Europe strikes another blow against free speech and takes another step towards dhimmitude. Not only has a Dutch court decided that the film Fitna goes beyond acceptable political speech, they have also decided that producer-lawmaker Geert Wilders went beyond the protections afforded elected officials. Wilders will face hate-crimes charges for insulting Muslims with comparisons between radical Islamists and the Nazis, among other arguments:
A Dutch court has ordered prosecutors to put a right-wing politician on trial for making anti-Islamic statements.
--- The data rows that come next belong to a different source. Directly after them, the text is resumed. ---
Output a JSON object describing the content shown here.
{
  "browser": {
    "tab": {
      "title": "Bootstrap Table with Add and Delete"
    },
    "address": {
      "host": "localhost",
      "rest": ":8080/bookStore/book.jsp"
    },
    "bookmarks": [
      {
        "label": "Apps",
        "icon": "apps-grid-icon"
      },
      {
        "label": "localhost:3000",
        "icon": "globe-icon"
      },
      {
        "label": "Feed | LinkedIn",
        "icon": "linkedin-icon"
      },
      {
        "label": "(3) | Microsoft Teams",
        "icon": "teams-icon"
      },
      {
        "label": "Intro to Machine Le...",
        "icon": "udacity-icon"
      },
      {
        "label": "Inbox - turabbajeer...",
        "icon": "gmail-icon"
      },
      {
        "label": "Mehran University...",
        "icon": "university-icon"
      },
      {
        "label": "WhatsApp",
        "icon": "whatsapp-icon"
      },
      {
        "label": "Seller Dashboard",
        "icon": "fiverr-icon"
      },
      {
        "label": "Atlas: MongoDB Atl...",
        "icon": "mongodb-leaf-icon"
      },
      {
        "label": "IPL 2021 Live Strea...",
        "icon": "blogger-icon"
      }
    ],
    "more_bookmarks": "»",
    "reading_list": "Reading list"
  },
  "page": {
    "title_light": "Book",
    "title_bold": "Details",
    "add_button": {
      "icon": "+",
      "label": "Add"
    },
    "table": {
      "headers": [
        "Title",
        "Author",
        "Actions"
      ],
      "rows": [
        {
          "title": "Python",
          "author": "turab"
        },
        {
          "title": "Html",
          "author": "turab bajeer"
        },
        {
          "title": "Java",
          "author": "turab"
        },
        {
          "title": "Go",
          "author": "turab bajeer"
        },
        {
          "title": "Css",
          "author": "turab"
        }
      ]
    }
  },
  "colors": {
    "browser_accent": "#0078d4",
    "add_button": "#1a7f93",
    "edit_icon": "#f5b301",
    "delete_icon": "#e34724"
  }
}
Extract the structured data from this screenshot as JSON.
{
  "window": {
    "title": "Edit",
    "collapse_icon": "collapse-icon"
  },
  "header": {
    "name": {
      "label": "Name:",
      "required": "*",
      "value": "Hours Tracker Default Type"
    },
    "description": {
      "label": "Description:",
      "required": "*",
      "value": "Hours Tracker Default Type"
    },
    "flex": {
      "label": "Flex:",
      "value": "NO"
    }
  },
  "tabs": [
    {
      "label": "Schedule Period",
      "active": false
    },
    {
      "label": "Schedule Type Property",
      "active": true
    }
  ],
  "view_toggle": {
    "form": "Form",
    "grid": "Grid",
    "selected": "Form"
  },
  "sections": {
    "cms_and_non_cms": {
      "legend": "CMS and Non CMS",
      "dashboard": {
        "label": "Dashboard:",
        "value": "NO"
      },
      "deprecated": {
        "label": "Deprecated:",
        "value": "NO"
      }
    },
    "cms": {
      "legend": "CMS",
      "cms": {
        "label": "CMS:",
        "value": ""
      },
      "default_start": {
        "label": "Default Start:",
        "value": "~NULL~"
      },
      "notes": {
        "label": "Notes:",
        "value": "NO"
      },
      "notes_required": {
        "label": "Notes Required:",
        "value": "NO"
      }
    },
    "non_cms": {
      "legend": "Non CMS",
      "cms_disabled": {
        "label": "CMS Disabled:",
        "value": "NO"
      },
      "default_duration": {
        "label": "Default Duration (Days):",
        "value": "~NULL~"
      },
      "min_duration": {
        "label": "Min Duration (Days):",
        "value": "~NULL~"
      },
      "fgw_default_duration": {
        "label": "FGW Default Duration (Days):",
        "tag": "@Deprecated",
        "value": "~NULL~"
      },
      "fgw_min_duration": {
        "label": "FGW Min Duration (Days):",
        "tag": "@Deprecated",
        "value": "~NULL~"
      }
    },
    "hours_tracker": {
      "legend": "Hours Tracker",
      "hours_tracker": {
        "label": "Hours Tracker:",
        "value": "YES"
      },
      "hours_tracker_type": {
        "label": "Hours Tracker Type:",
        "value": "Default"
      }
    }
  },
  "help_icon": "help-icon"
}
Freedom Party leader Geert Wilders made a controversial film last year equating Islam with violence and has likened the Koran to Adolf Hitler’s Mein Kampf.
“In a democratic system, hate speech is considered so serious that it is in the general interest to… draw a clear line,” the court in Amsterdam said.
Mr Wilders said the judgement was an “attack on the freedom of expression”.
The sensitivity of Nazi comparisons seems rather ironic, since Wilders included in the film Muslim protestors who held signs saying, “God Bless Hitler”. Does the Dutch court believe that criticism of that impulse among Islamists — certainly not an isolated impulse — amounts to a hate crime? When exactly can people criticize the protests of others?
Freedom of speech, in a democratic system or any other, requires tolerance by the populace of unpopular ideas and criticisms. Popular speech requires no protection. Imposing limits on what can and cannot be criticized and opposed through rhetoric and peaceful assembly ends freedom and starts totalitarianism. If Wilders cannot criticize Islam openly and freely without the government requiring permission, then the government can declare all dissent illegal through “hate crimes” legislation based on the whim of the government in question. It won’t be long before the ruling class in Holland discover that they can protect their own status through such prosecution and attack dissent accordingly.
Whether or not one agrees with the thrust of Fitna, the impulse to silence Wilders represents an affront to freedom. Let the Muslims counter with their own arguments and use their own freedom of speech to prove Wilders wrong. Silencing Wilders in this manner strongly suggests that they cannot do so and need to apply force to silence Wilders instead. Fortunately, the Dutch seem willing to provide that force for the Muslims.